Adelaide entered instantly into the spirit of the comedy that was being played, and she replied:
"Ah, my lord, it is so kind of you not to blame me! Believe me, I am desolated, and have been very nearly killed, and my poor aunt believes too that she is going to die. It is my last performance at punch-making, for I have torn the horrible recipe up and thrown it into the sea."
"I am rather sorry to hear that, marquise," said Hardress, looking at her with a cold, steady stare, which at once enraged and infinitely saddened her; for it proved that the empire, which until a few hours ago she had hoped to gain over him, and through him the world, was now only a dream never to be realised. Still, she kept herself under command marvellously, and greeted the count and Sophie just as though the Nadine had been lying off Cowes instead of being lashed to the Vlodoya in mid-Atlantic, with the steam winches rattling and roaring over their heads, emptying the Russian yacht's bunkers into the Nadine's as fast as her own crew and what was left of her enemy's could do it. In short, a most unexpectedly pleasant evening was spent by everybody.
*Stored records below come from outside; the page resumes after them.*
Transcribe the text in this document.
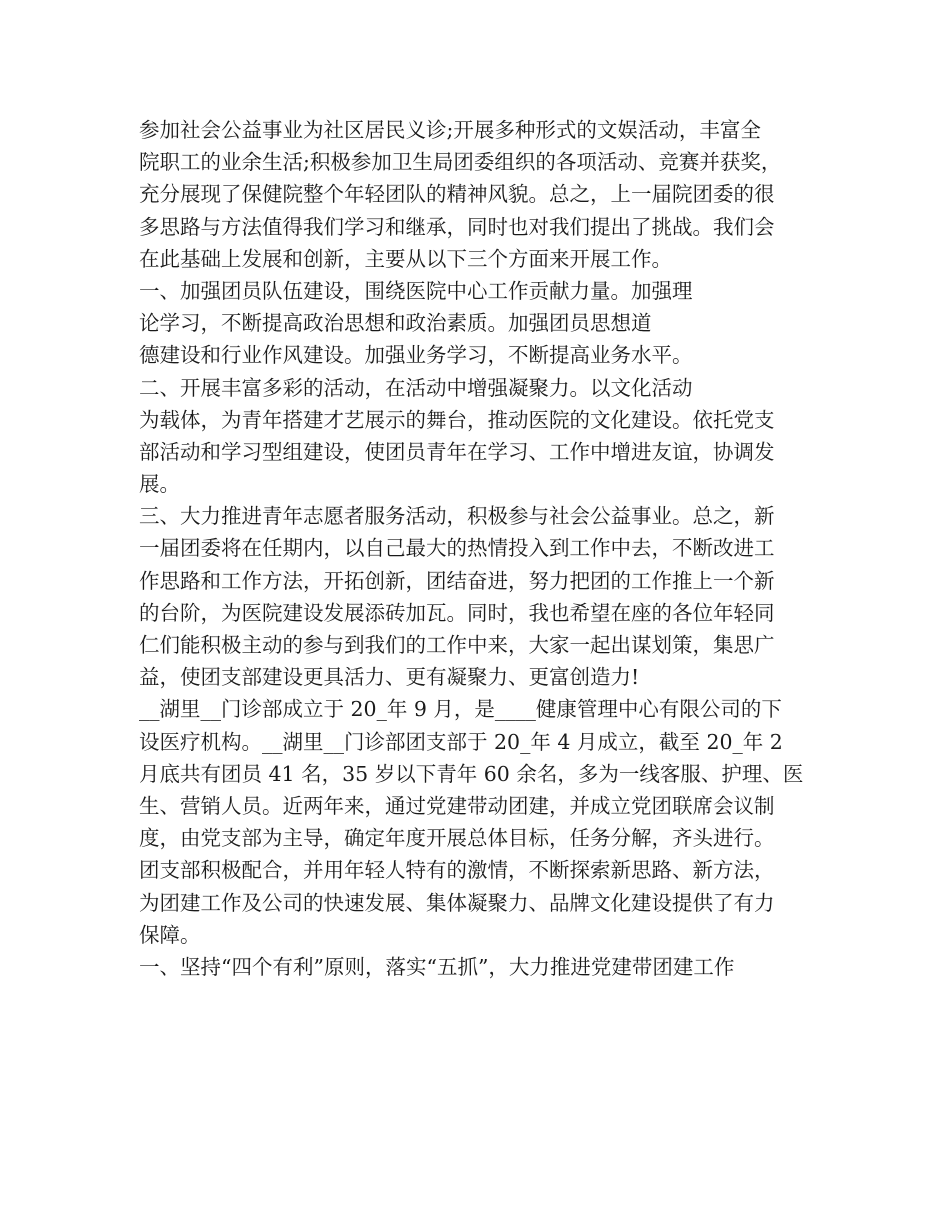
参加社会公益事业为社区居民义诊;开展多种形式的文娱活动，丰富全
院职工的业余生活;积极参加卫生局团委组织的各项活动、竞赛并获奖，
充分展现了保健院整个年轻团队的精神风貌。总之，上一届院团委的很
多思路与方法值得我们学习和继承，同时也对我们提出了挑战。我们会
在此基础上发展和创新，主要从以下三个方面来开展工作。
一、加强团员队伍建设，围绕医院中心工作贡献力量。加强理
论学习，不断提高政治思想和政治素质。加强团员思想道
德建设和行业作风建设。加强业务学习，不断提高业务水平。
二、开展丰富多彩的活动，在活动中增强凝聚力。以文化活动
为载体，为青年搭建才艺展示的舞台，推动医院的文化建设。依托党支
部活动和学习型组建设，使团员青年在学习、工作中增进友谊，协调发
展。
三、大力推进青年志愿者服务活动，积极参与社会公益事业。总之，新
一届团委将在任期内，以自己最大的热情投入到工作中去，不断改进工
作思路和工作方法，开拓创新，团结奋进，努力把团的工作推上一个新
的台阶，为医院建设发展添砖加瓦。同时，我也希望在座的各位年轻同
仁们能积极主动的参与到我们的工作中来，大家一起出谋划策，集思广
益，使团支部建设更具活力、更有凝聚力、更富创造力!
__湖里__门诊部成立于 20_年 9 月，是____健康管理中心有限公司的下
设医疗机构。__湖里__门诊部团支部于 20_年 4 月成立，截至 20_年 2
月底共有团员 41 名，35 岁以下青年 60 余名，多为一线客服、护理、医
生、营销人员。近两年来，通过党建带动团建，并成立党团联席会议制
度，由党支部为主导，确定年度开展总体目标，任务分解，齐头进行。
团支部积极配合，并用年轻人特有的激情，不断探索新思路、新方法，
为团建工作及公司的快速发展、集体凝聚力、品牌文化建设提供了有力
保障。
一、坚持“四个有利”原则，落实“五抓”，大力推进党建带团建工作
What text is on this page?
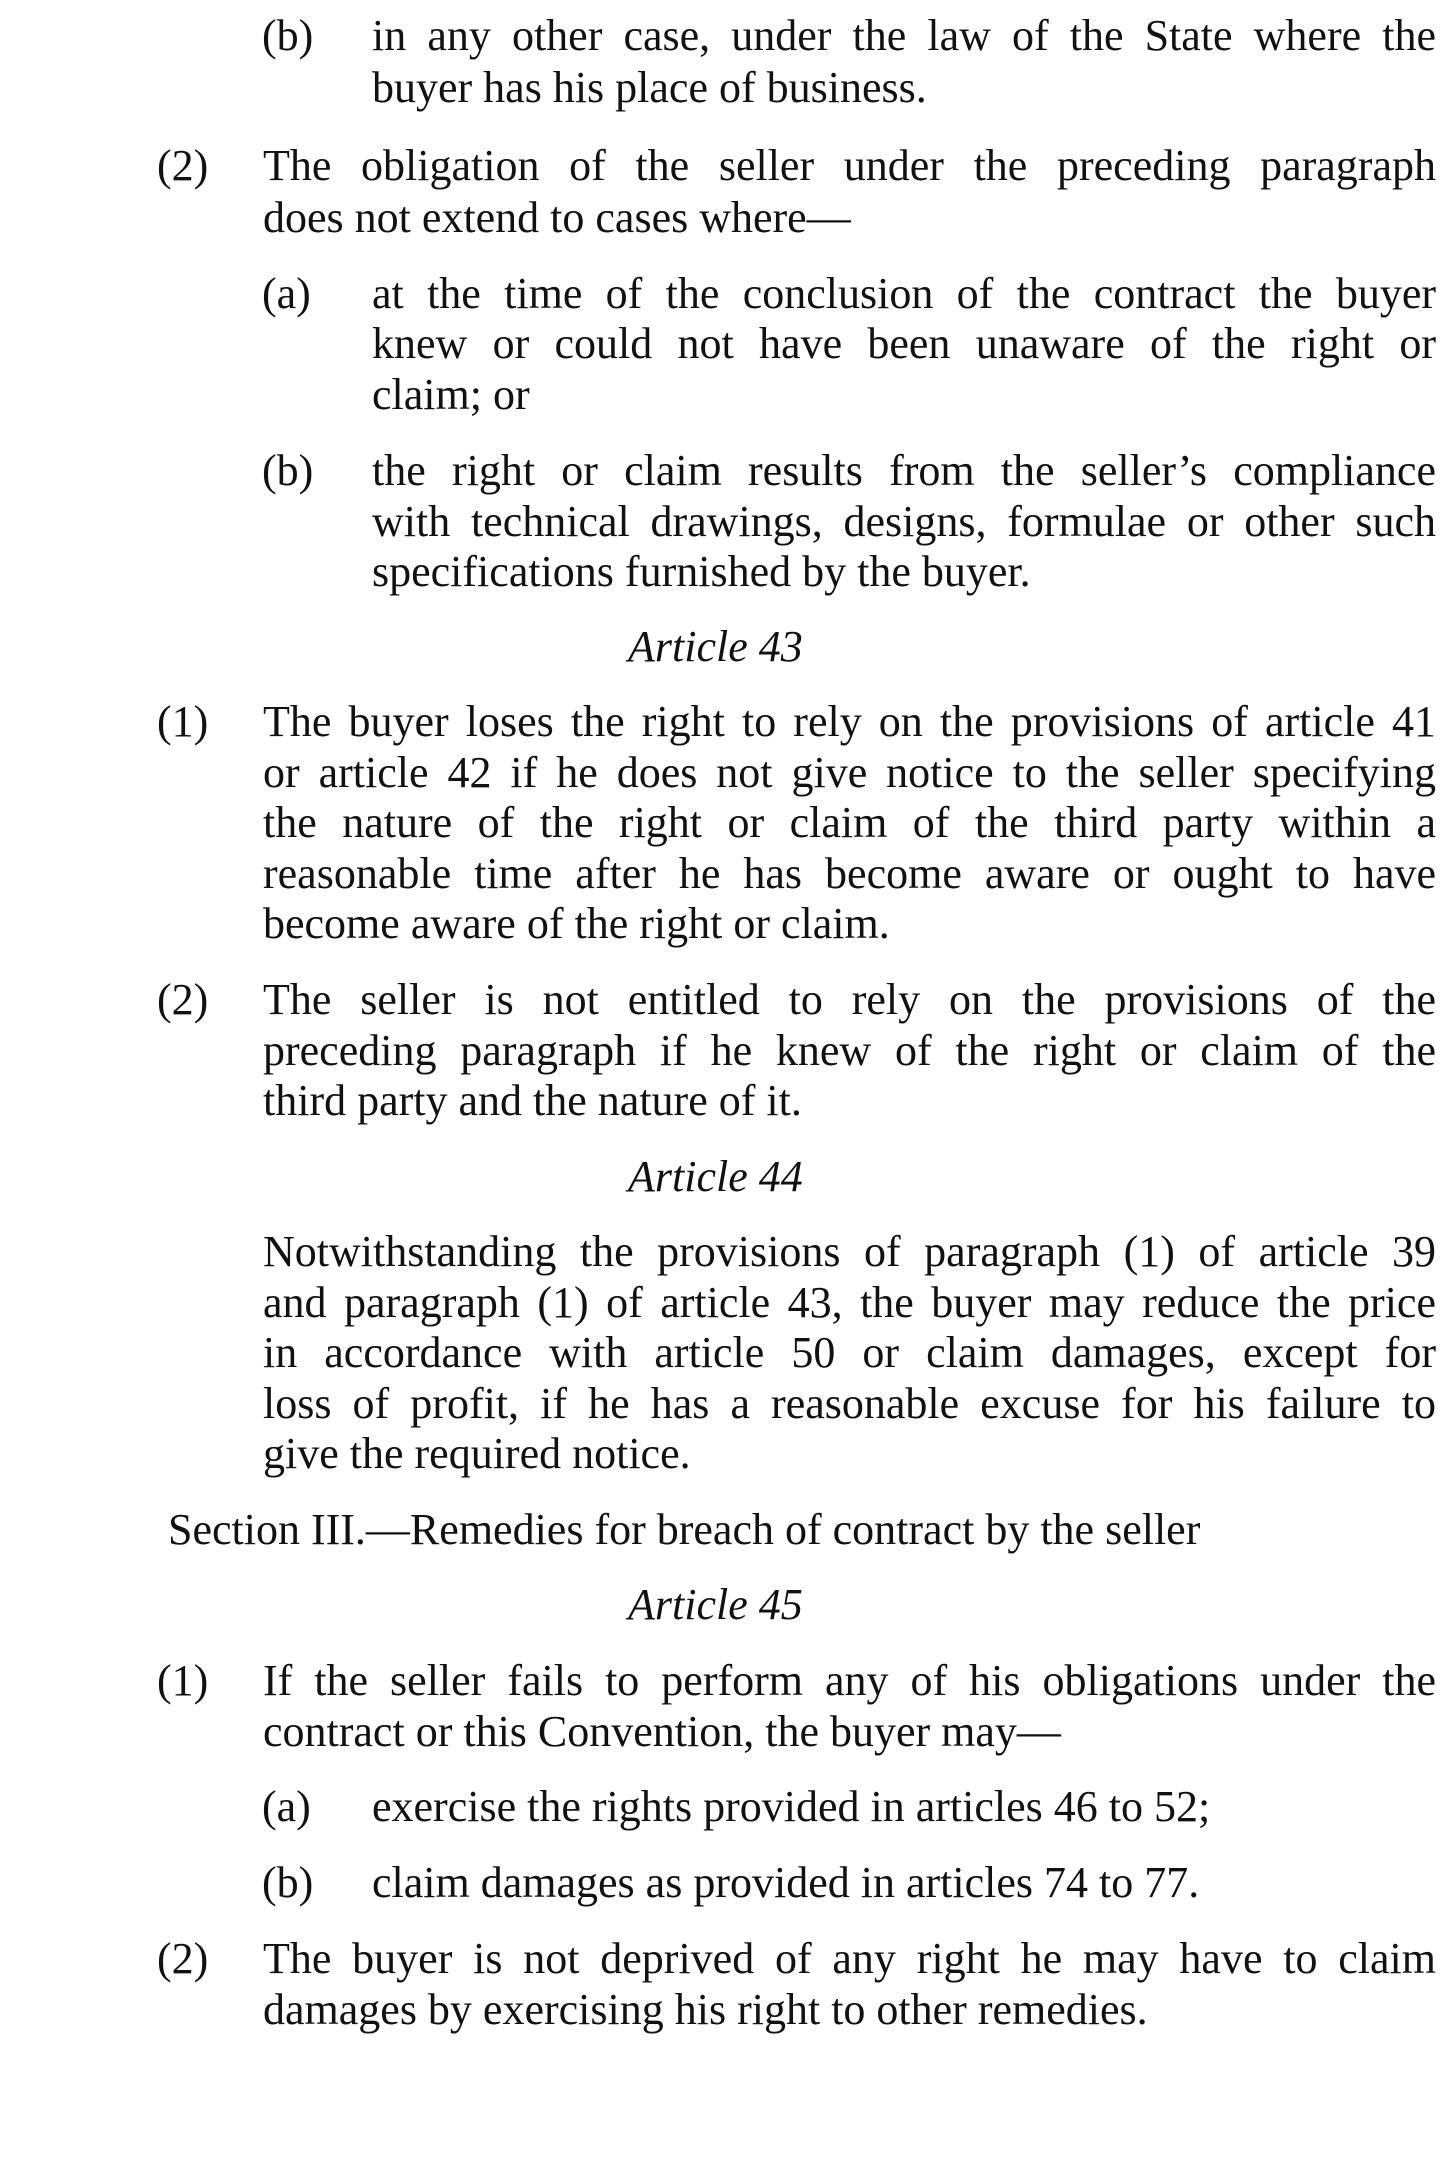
(b) in any other case, under the law of the State where the
buyer has his place of business.
(2) The obligation of the seller under the preceding paragraph
does not extend to cases where—
(a) at the time of the conclusion of the contract the buyer
knew or could not have been unaware of the right or
claim; or
(b) the right or claim results from the seller’s compliance
with technical drawings, designs, formulae or other such
specifications furnished by the buyer.
Article 43
(1) The buyer loses the right to rely on the provisions of article 41
or article 42 if he does not give notice to the seller specifying
the nature of the right or claim of the third party within a
reasonable time after he has become aware or ought to have
become aware of the right or claim.
(2) The seller is not entitled to rely on the provisions of the
preceding paragraph if he knew of the right or claim of the
third party and the nature of it.
Article 44
Notwithstanding the provisions of paragraph (1) of article 39
and paragraph (1) of article 43, the buyer may reduce the price
in accordance with article 50 or claim damages, except for
loss of profit, if he has a reasonable excuse for his failure to
give the required notice.
Section III.—Remedies for breach of contract by the seller
Article 45
(1) If the seller fails to perform any of his obligations under the
contract or this Convention, the buyer may—
(a) exercise the rights provided in articles 46 to 52;
(b) claim damages as provided in articles 74 to 77.
(2) The buyer is not deprived of any right he may have to claim
damages by exercising his right to other remedies.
Coffee and cigars and cigarettes were taken up into the smoking-room, which was well to windward of the coal dust. Adelaide went to the piano and played brilliantly. Then she accompanied Sophie in quaint and tenderly-touching Russian folk-songs. Then Miss Chrysie sang coon songs and accompanied herself; and Hardress, on her suggestion, made with a wicked humour in her dancing eyes, recite Kipling's "Rhyme of the Three Sealers" to her own piano accompaniment. They both did it very well, and more than one person in the cosy little smoking-room could have killed them for it.
Nothing occurred to give the count and Sophie or Adelaide and the innocent Madame de Bourbon any idea that they were really prisoners until they retired for the night. Then the chief steward knocked at the count's door and asked if he wanted anything more. Mrs Evans did the same for Sophie and the marquise, and then the doors of the staterooms were locked. They were unlocked again at seven the next morning, and, after baths and early coffee, Hardress invited his guests on to the bridge to watch the end of the Vlodoya.